Von Andreas sah ich in jenem Sommer so gut wie nichts.
14.
Dienstag, 15. Oktober, Joachim erklärt Harmonien, Ellen muss früher gehen.
Es gibt Spannungen im Chor. Ich bin nicht die Einzige, die nicht mit ansehen kann, wie Ellen Benno nicht ansieht. Andreas sieht es, und es gefällt ihm nicht, Orla sieht es und weiß nicht genau, was sie davon halten soll, selbst Joachim runzelt die Stirn, obgleich ich nicht weiß, ob er wirklich etwas ahnt. Aber die Stimmung ist gespannt. Ein Chor ist ein empfindliches Gefüge. Stimmungen schlagen sich als Erstes in den Stimmen nieder, man kann sofort hören, wenn etwas nicht stimmt. Joachim hört etwas, auch wenn er nichts sieht.
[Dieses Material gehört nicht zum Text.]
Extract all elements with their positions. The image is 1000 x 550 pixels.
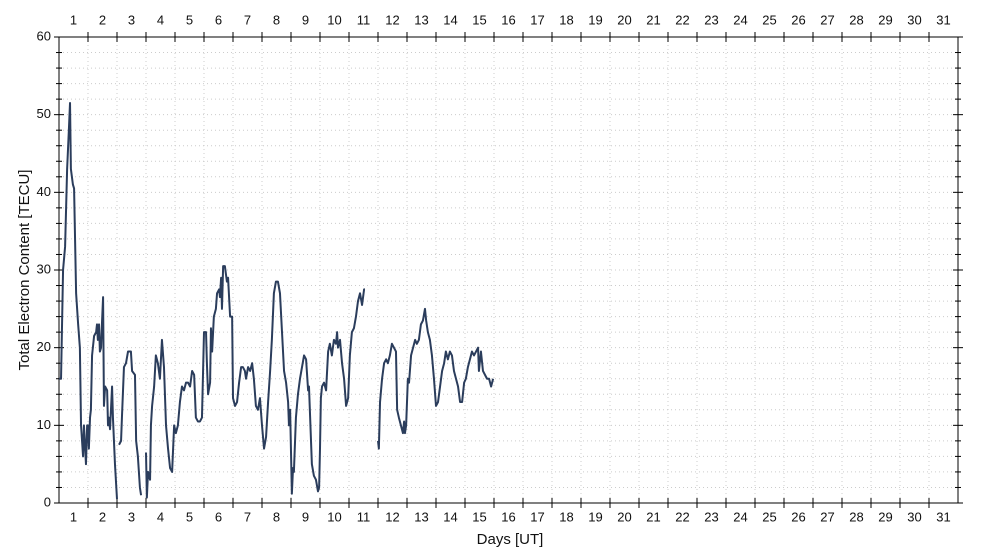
x-tick-label: 12: [385, 509, 399, 524]
x-tick-label-top: 7: [244, 12, 251, 27]
x-tick-label-top: 12: [385, 12, 399, 27]
x-tick-label-top: 4: [157, 12, 164, 27]
x-tick-label-top: 21: [646, 12, 660, 27]
x-tick-label: 14: [443, 509, 457, 524]
x-tick-label: 18: [559, 509, 573, 524]
x-tick-label: 7: [244, 509, 251, 524]
x-tick-label: 4: [157, 509, 164, 524]
x-tick-label-top: 19: [588, 12, 602, 27]
x-tick-label: 21: [646, 509, 660, 524]
x-tick-label: 25: [762, 509, 776, 524]
x-tick-label-top: 26: [791, 12, 805, 27]
x-tick-label-top: 5: [186, 12, 193, 27]
y-tick-label: 10: [37, 417, 51, 432]
y-tick-label: 50: [37, 106, 51, 121]
x-tick-label-top: 16: [501, 12, 515, 27]
x-tick-label-top: 10: [327, 12, 341, 27]
x-tick-label: 2: [99, 509, 106, 524]
x-tick-label: 13: [414, 509, 428, 524]
x-tick-label-top: 20: [617, 12, 631, 27]
x-tick-label: 30: [907, 509, 921, 524]
x-tick-label-top: 28: [849, 12, 863, 27]
x-tick-label: 5: [186, 509, 193, 524]
x-tick-label: 17: [530, 509, 544, 524]
x-tick-label-top: 14: [443, 12, 457, 27]
x-tick-label: 16: [501, 509, 515, 524]
x-tick-label-top: 30: [907, 12, 921, 27]
x-tick-label: 8: [273, 509, 280, 524]
x-tick-label-top: 1: [70, 12, 77, 27]
x-tick-label-top: 29: [878, 12, 892, 27]
x-tick-label-top: 17: [530, 12, 544, 27]
data-line: [59, 102, 495, 500]
x-axis-title: Days [UT]: [477, 531, 544, 548]
y-tick-label: 20: [37, 339, 51, 354]
x-tick-label: 29: [878, 509, 892, 524]
y-tick-label: 60: [37, 28, 51, 43]
x-tick-label-top: 22: [675, 12, 689, 27]
x-tick-label-top: 27: [820, 12, 834, 27]
x-tick-label-top: 2: [99, 12, 106, 27]
y-tick-label: 0: [44, 494, 51, 509]
x-tick-label: 24: [733, 509, 747, 524]
plot-frame: [58, 36, 959, 504]
x-tick-label: 15: [472, 509, 486, 524]
y-tick-label: 40: [37, 184, 51, 199]
x-tick-label-top: 9: [302, 12, 309, 27]
x-tick-label: 6: [215, 509, 222, 524]
x-tick-label: 31: [936, 509, 950, 524]
x-tick-label-top: 13: [414, 12, 428, 27]
x-tick-label: 27: [820, 509, 834, 524]
x-tick-label: 26: [791, 509, 805, 524]
x-tick-label-top: 31: [936, 12, 950, 27]
x-tick-label-top: 25: [762, 12, 776, 27]
x-tick-label: 9: [302, 509, 309, 524]
x-tick-label-top: 24: [733, 12, 747, 27]
x-tick-label: 11: [357, 509, 371, 524]
x-tick-label: 3: [128, 509, 135, 524]
x-tick-label: 20: [617, 509, 631, 524]
x-tick-label-top: 11: [357, 12, 371, 27]
x-tick-label-top: 18: [559, 12, 573, 27]
x-tick-label: 28: [849, 509, 863, 524]
x-tick-label-top: 3: [128, 12, 135, 27]
x-tick-label-top: 8: [273, 12, 280, 27]
y-tick-label: 30: [37, 261, 51, 276]
x-tick-label: 23: [704, 509, 718, 524]
x-tick-label-top: 15: [472, 12, 486, 27]
x-tick-label-top: 23: [704, 12, 718, 27]
x-tick-label: 19: [588, 509, 602, 524]
x-tick-label: 10: [327, 509, 341, 524]
x-tick-label: 22: [675, 509, 689, 524]
x-tick-label: 1: [70, 509, 77, 524]
x-tick-label-top: 6: [215, 12, 222, 27]
y-axis-title: Total Electron Content [TECU]: [16, 170, 33, 371]
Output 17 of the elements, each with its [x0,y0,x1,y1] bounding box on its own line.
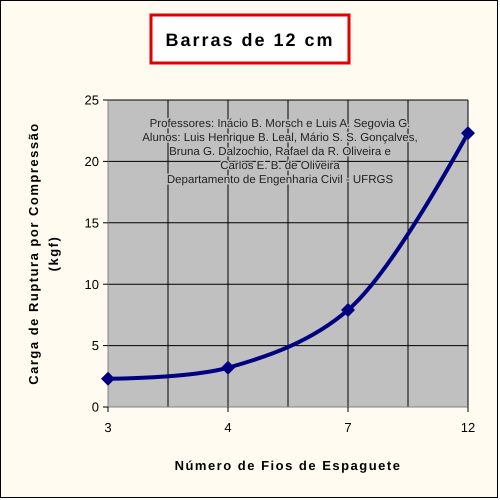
y-axis-title: Carga de Ruptura por Compressão (kgf) [26,122,61,385]
x-tick-label: 7 [344,420,352,435]
chart-title: Barras de 12 cm [165,30,335,50]
y-tick-label: 20 [84,154,99,169]
y-tick-label: 0 [92,400,99,415]
x-axis-title: Número de Fios de Espaguete [174,458,402,473]
x-tick-label: 3 [104,420,112,435]
point [101,372,115,386]
y-tick-label: 5 [92,338,99,354]
point [341,302,355,317]
y-tick-label: 10 [84,276,99,292]
y-tick-label: 15 [84,215,99,230]
x-tick-label: 12 [460,420,476,435]
point [461,126,475,140]
point [221,360,235,375]
x-tick-label: 4 [224,420,232,435]
y-tick-label: 25 [84,92,99,108]
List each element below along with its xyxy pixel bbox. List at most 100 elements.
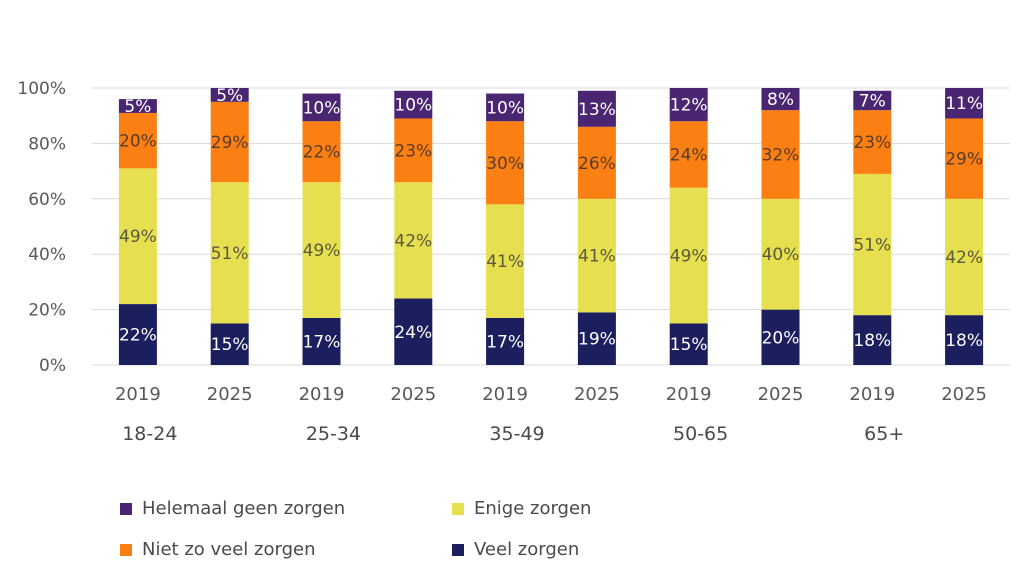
- y-tick-label: 60%: [28, 190, 66, 210]
- bar-segment: [394, 298, 433, 365]
- data-label: 20%: [762, 328, 800, 348]
- bar-segment: [210, 88, 249, 102]
- bar-segment: [853, 90, 892, 111]
- bar-segment: [577, 90, 616, 127]
- data-label: 24%: [394, 323, 432, 343]
- group-label: 35-49: [489, 423, 544, 445]
- bar-segment: [302, 182, 341, 318]
- legend-swatch-enige-zorgen: [452, 502, 464, 515]
- data-label: 29%: [945, 150, 983, 170]
- x-tick-label: 2025: [207, 384, 253, 405]
- data-label: 32%: [762, 145, 800, 165]
- bar-segment: [761, 198, 800, 310]
- bar-segment: [945, 88, 984, 119]
- bar-segment: [669, 323, 708, 365]
- legend-swatch-helemaal-geen-zorgen: [120, 502, 132, 515]
- data-label: 17%: [303, 332, 341, 352]
- x-tick-label: 2019: [115, 384, 161, 405]
- group-label: 25-34: [306, 423, 361, 445]
- bar-segment: [577, 312, 616, 365]
- x-tick-label: 2025: [574, 384, 620, 405]
- bar-segment: [945, 315, 984, 365]
- bar-segment: [945, 198, 984, 316]
- legend-label-niet-zo-veel-zorgen: Niet zo veel zorgen: [142, 539, 316, 560]
- data-label: 10%: [486, 98, 524, 118]
- x-tick-label: 2019: [482, 384, 528, 405]
- bar-segment: [853, 315, 892, 365]
- data-label: 24%: [670, 145, 708, 165]
- data-label: 10%: [303, 98, 341, 118]
- legend-label-veel-zorgen: Veel zorgen: [474, 539, 580, 560]
- legend-item-helemaal-geen-zorgen: Helemaal geen zorgen: [120, 498, 345, 519]
- bar-segment: [761, 88, 800, 111]
- data-label: 15%: [670, 335, 708, 355]
- data-label: 22%: [303, 143, 341, 163]
- legend-item-veel-zorgen: Veel zorgen: [452, 539, 579, 560]
- bar-segment: [577, 198, 616, 313]
- bar-segment: [761, 309, 800, 365]
- group-label: 18-24: [122, 423, 177, 445]
- data-label: 49%: [303, 241, 341, 261]
- data-label: 41%: [486, 252, 524, 272]
- data-label: 18%: [853, 331, 891, 351]
- y-tick-label: 100%: [17, 79, 66, 99]
- data-label: 7%: [859, 91, 886, 111]
- bar-segment: [669, 121, 708, 188]
- data-label: 12%: [670, 96, 708, 116]
- data-label: 41%: [578, 247, 616, 267]
- bar-segment: [853, 173, 892, 316]
- data-label: 49%: [119, 227, 157, 247]
- data-label: 19%: [578, 330, 616, 350]
- legend-swatch-veel-zorgen: [452, 543, 464, 556]
- data-label: 51%: [211, 244, 249, 264]
- x-tick-label: 2025: [758, 384, 804, 405]
- data-label: 8%: [767, 90, 794, 110]
- data-label: 42%: [945, 248, 983, 268]
- data-label: 40%: [762, 245, 800, 265]
- data-label: 23%: [394, 141, 432, 161]
- data-label: 13%: [578, 100, 616, 120]
- data-label: 49%: [670, 247, 708, 267]
- y-tick-label: 20%: [28, 301, 66, 321]
- bar-segment: [210, 182, 249, 324]
- data-label: 11%: [945, 94, 983, 114]
- group-label: 50-65: [673, 423, 728, 445]
- data-label: 5%: [124, 97, 151, 117]
- data-label: 18%: [945, 331, 983, 351]
- data-label: 22%: [119, 326, 157, 346]
- bar-segment: [761, 110, 800, 199]
- data-label: 30%: [486, 154, 524, 174]
- bar-segment: [118, 304, 157, 365]
- bar-segment: [394, 182, 433, 299]
- legend-swatch-niet-zo-veel-zorgen: [120, 543, 132, 556]
- bar-segment: [302, 317, 341, 365]
- group-label: 65+: [864, 423, 904, 445]
- y-tick-label: 80%: [28, 134, 66, 154]
- data-label: 15%: [211, 335, 249, 355]
- legend-item-enige-zorgen: Enige zorgen: [452, 498, 591, 519]
- x-tick-label: 2025: [390, 384, 436, 405]
- data-label: 20%: [119, 132, 157, 152]
- x-tick-label: 2019: [666, 384, 712, 405]
- bar-segment: [853, 110, 892, 174]
- data-label: 17%: [486, 332, 524, 352]
- bar-segment: [486, 121, 525, 205]
- legend-label-enige-zorgen: Enige zorgen: [474, 498, 592, 519]
- bar-segment: [669, 88, 708, 122]
- x-tick-label: 2019: [299, 384, 345, 405]
- data-label: 51%: [853, 236, 891, 256]
- bar-segment: [486, 93, 525, 122]
- bar-segment: [302, 93, 341, 122]
- bar-segment: [945, 118, 984, 199]
- bar-segment: [394, 118, 433, 183]
- bar-segment: [118, 99, 157, 113]
- data-label: 29%: [211, 133, 249, 153]
- legend-item-niet-zo-veel-zorgen: Niet zo veel zorgen: [120, 539, 315, 560]
- bar-segment: [486, 317, 525, 365]
- data-label: 5%: [216, 86, 243, 106]
- bar-segment: [302, 121, 341, 183]
- bar-segment: [669, 187, 708, 324]
- bar-segment: [118, 112, 157, 169]
- bar-segment: [118, 168, 157, 305]
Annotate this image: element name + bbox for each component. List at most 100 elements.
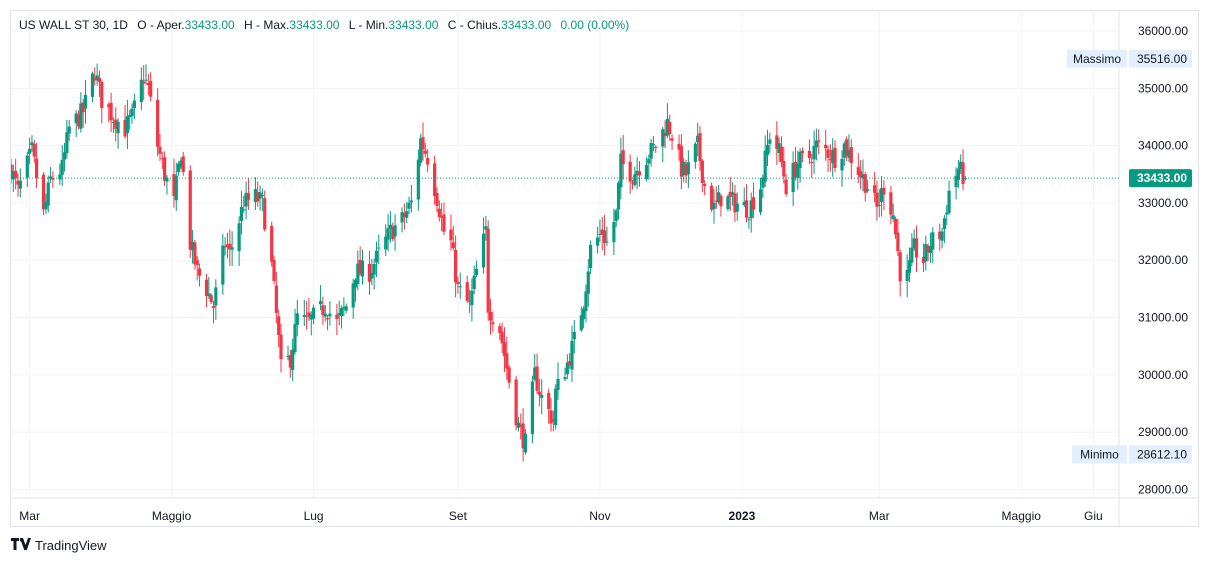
candle-body [465, 282, 469, 301]
candle-body [440, 216, 444, 218]
candle-body [749, 200, 753, 219]
candle-body [535, 366, 539, 391]
candle-body [93, 78, 97, 81]
candle-body [840, 158, 844, 171]
candle-body [554, 388, 558, 426]
candle-body [258, 192, 262, 199]
candle-body [928, 246, 933, 254]
candle-body [595, 237, 600, 246]
tradingview-logo-text: TradingView [35, 538, 107, 553]
candle-body [847, 150, 851, 158]
candle-body [81, 102, 85, 113]
candle-body [204, 279, 209, 297]
candle-body [388, 224, 393, 229]
candle-body [931, 232, 935, 250]
candle-body [114, 119, 118, 130]
candle-body [798, 151, 802, 169]
candle-body [742, 201, 746, 206]
candle-body [763, 150, 767, 182]
candle-body [79, 103, 83, 129]
candle-body [32, 143, 36, 157]
candle-body [139, 79, 143, 103]
candle-body [921, 257, 926, 263]
candle-body [630, 182, 635, 184]
candle-body [253, 189, 258, 202]
legend-close-label: C - Chius. [447, 18, 502, 32]
candle-body [654, 146, 658, 149]
candle-body [470, 290, 474, 306]
legend-close-value: 33433.00 [501, 18, 552, 32]
candle-body [374, 250, 379, 263]
candle-body [35, 158, 39, 179]
candle-body [181, 156, 185, 173]
candle-body [293, 324, 297, 353]
y-tick-label: 33000.00 [1138, 196, 1188, 210]
candlestick-chart[interactable]: 36000.00 35000.00 34000.00 33000.00 32000.00… [11, 11, 1200, 528]
candle-body [679, 145, 683, 177]
candle-body [335, 314, 339, 319]
candle-body [579, 315, 583, 331]
candle-body [775, 135, 779, 149]
candle-body [761, 177, 765, 188]
candle-body [912, 238, 916, 249]
candle-body [796, 163, 800, 179]
candle-body [765, 144, 770, 155]
candle-body [242, 209, 246, 211]
candle-body [540, 394, 544, 398]
candle-body [274, 285, 278, 313]
candle-body [358, 259, 362, 274]
candle-body [144, 79, 148, 81]
candle-body [719, 195, 723, 207]
legend-symbol: US WALL ST 30, 1D [19, 18, 128, 32]
candle-body [882, 187, 886, 195]
candle-body [570, 340, 574, 370]
legend-high-label: H - Max. [244, 18, 290, 32]
candle-body [386, 228, 390, 240]
candle-body [367, 263, 372, 282]
candle-body [156, 99, 160, 147]
candle-body [165, 177, 169, 182]
candle-body [142, 81, 146, 84]
candle-body [244, 192, 248, 207]
candle-body [163, 157, 167, 181]
candle-body [433, 163, 437, 197]
x-tick-label: 2023 [729, 509, 756, 523]
current-price-tag [1129, 169, 1192, 188]
candle-body [791, 162, 795, 193]
candle-body [125, 116, 129, 134]
y-tick-label: 31000.00 [1138, 311, 1188, 325]
candle-body [861, 174, 865, 179]
y-tick-label: 28000.00 [1138, 482, 1188, 496]
candle-body [893, 218, 898, 235]
candle-body [947, 190, 951, 213]
candle-body [437, 208, 441, 217]
candle-body [11, 171, 15, 180]
candle-body [435, 192, 439, 206]
candle-body [572, 331, 576, 340]
candle-body [945, 212, 949, 215]
y-tick-label: 30000.00 [1138, 368, 1188, 382]
chart-frame[interactable]: 36000.00 35000.00 34000.00 33000.00 32000.00… [10, 10, 1200, 528]
candle-body [565, 362, 569, 375]
candle-body [160, 158, 164, 160]
candle-body [130, 108, 134, 116]
tradingview-logo[interactable]: TradingView [11, 538, 107, 553]
candle-body [872, 185, 877, 193]
candle-body [76, 114, 81, 127]
candle-body [474, 268, 479, 276]
candle-body [728, 191, 732, 197]
candle-body [649, 142, 653, 159]
candle-body [824, 144, 828, 149]
candle-body [51, 178, 55, 180]
candle-body [726, 196, 730, 210]
candle-body [859, 171, 863, 178]
candle-body [393, 225, 397, 237]
candle-body [845, 139, 849, 156]
candle-body [768, 139, 772, 144]
candle-body [938, 231, 942, 239]
tradingview-logo-icon [11, 538, 31, 553]
legend-open-label: O - Aper. [137, 18, 185, 32]
candle-body [735, 203, 739, 212]
candle-body [291, 349, 295, 371]
candle-body [849, 147, 853, 163]
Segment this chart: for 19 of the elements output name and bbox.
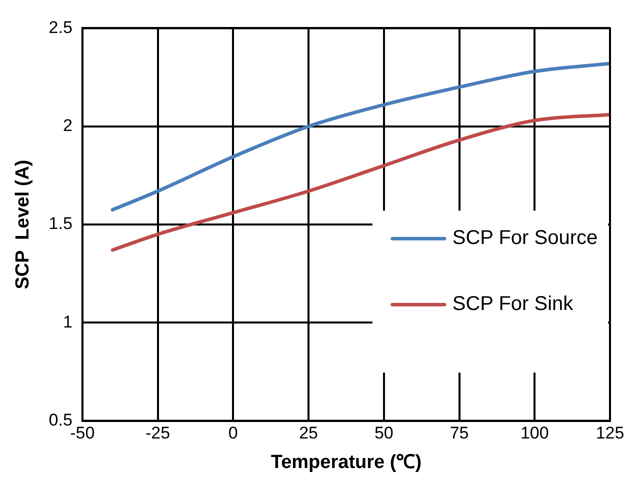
y-axis-title: SCP Level (A) [12, 160, 34, 290]
y-tick-label: 2 [62, 116, 72, 136]
line-series [110, 62, 610, 212]
x-tick-label: 125 [596, 424, 624, 443]
legend-label: SCP For Source [452, 227, 598, 250]
y-tick-label: 0.5 [48, 410, 72, 430]
x-tick-label: 100 [520, 424, 549, 443]
line-series [110, 112, 610, 252]
x-tick-label: 50 [374, 424, 394, 443]
x-tick-label: -25 [146, 424, 170, 443]
y-tick-label: 1.5 [48, 214, 72, 234]
x-tick-label: -50 [70, 424, 95, 443]
y-tick-label: 1 [62, 312, 72, 332]
x-axis-title: Temperature (℃) [270, 452, 422, 473]
y-tick-label: 2.5 [48, 18, 72, 37]
x-tick-label: 25 [299, 424, 318, 443]
x-tick-label: 75 [450, 424, 469, 443]
x-tick-label: 0 [228, 424, 238, 443]
legend-label: SCP For Sink [452, 293, 574, 316]
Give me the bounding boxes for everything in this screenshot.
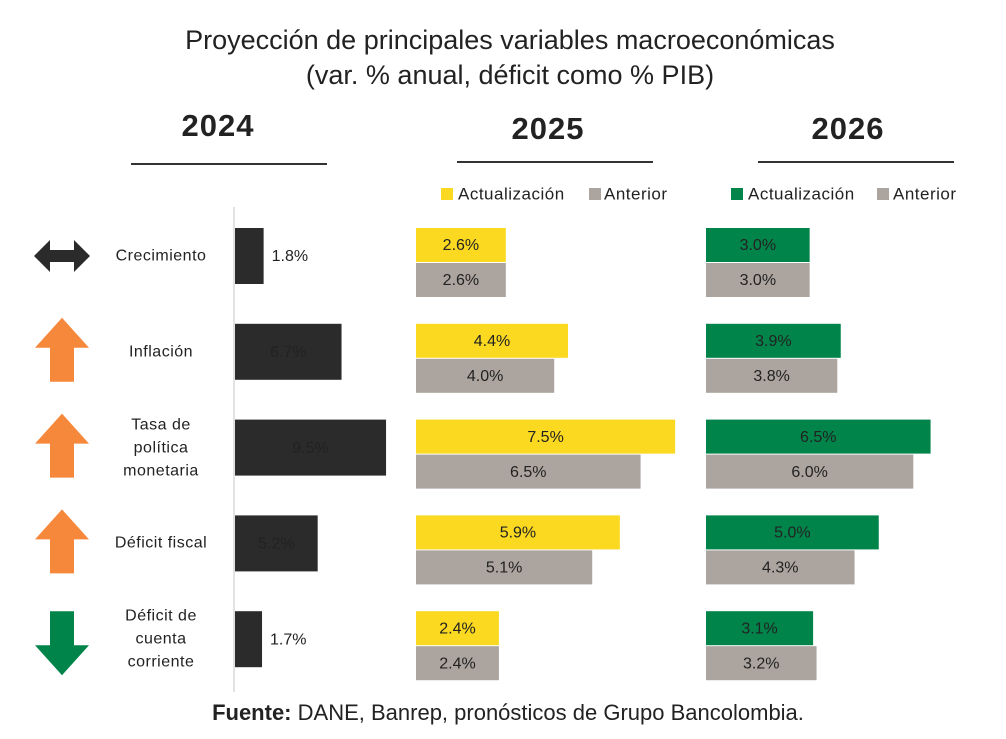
value-label: 3.0% [740,272,776,289]
legend-swatch [877,188,889,200]
bar [235,419,387,476]
legend-swatch [731,188,743,200]
value-label: 4.0% [467,368,503,385]
panel-title: 2024 [182,108,255,143]
value-label: 3.2% [743,655,779,672]
value-label: 4.4% [474,333,510,350]
legend-label: Actualización [458,184,565,203]
value-label: 2.4% [439,620,475,637]
category-label: Déficit fiscal [114,534,208,552]
source-label: Fuente: [212,700,291,725]
legend-label: Anterior [604,184,668,203]
value-label: 5.1% [486,560,522,577]
value-label: 5.2% [258,536,294,553]
bar [706,263,810,297]
bar [416,228,506,262]
value-label: 4.3% [762,560,798,577]
value-label: 6.5% [510,464,546,481]
value-label: 1.7% [270,631,306,648]
bar [706,515,879,550]
legend-swatch [589,188,601,200]
bar [416,646,499,681]
value-label: 2.6% [443,237,479,254]
value-label: 5.9% [500,525,536,542]
bar [416,454,641,489]
value-label: 3.9% [755,333,791,350]
trend-arrow [35,317,89,382]
bar [235,515,318,572]
bar [235,611,263,668]
value-label: 6.5% [800,429,836,446]
bar [706,454,914,489]
value-label: 2.6% [443,272,479,289]
legend-label: Anterior [893,184,957,203]
bar [416,550,593,585]
category-label: Tasa de política monetaria [123,416,199,480]
bar [416,263,506,297]
value-label: 3.8% [753,368,789,385]
source-text: DANE, Banrep, pronósticos de Grupo Banco… [298,700,804,725]
value-label: 2.4% [439,655,475,672]
trend-arrow [34,240,90,272]
bar [416,611,499,646]
bar [416,358,555,393]
legend-swatch [441,188,453,200]
value-label: 6.0% [791,464,827,481]
bar [416,323,569,358]
trend-arrow [35,509,89,574]
trend-arrow [35,611,89,676]
legend-label: Actualización [748,184,855,203]
bar [706,611,814,646]
bar [235,323,342,380]
bar [416,515,620,550]
chart-subtitle: (var. % anual, déficit como % PIB) [306,60,714,90]
trend-arrow [35,413,89,478]
value-label: 3.0% [740,237,776,254]
value-label: 6.7% [270,344,306,361]
value-label: 1.8% [272,248,308,265]
bar [706,323,841,358]
bar [235,228,264,284]
panel-title: 2026 [812,111,885,146]
bar [706,646,817,681]
value-label: 5.0% [774,525,810,542]
source: Fuente: DANE, Banrep, pronósticos de Gru… [212,700,804,725]
category-label: Inflación [128,343,194,361]
category-label: Déficit de cuenta corriente [125,607,197,671]
chart-title: Proyección de principales variables macr… [185,25,835,55]
bar [706,419,931,454]
bar [416,419,676,454]
panel-title: 2025 [512,111,585,146]
bar [706,228,810,262]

Ellen und Benno sind sich durch den Chor nahegekommen, oder zumindest ist der Chor der Deckmantel ihrer Treffen, und doch wollen sie sich gerade vor dem Chor nicht als Liebespaar zeigen. Sie machen uns zu Kupplern und Betrogenen. Wie diskrete Hoteliers dürfen wir keine neugierigen Fragen stellen, müssen sie beschützen und so tun, als sähen wir nichts, keine Blätter, Grasflecken, zerzaustes Haar, nichts von alledem. Und gleichzeitig müssen wir wie Gehörnte dabei zusehen, wie die beiden ihre Affäre vor uns geheim zu halten versuchen.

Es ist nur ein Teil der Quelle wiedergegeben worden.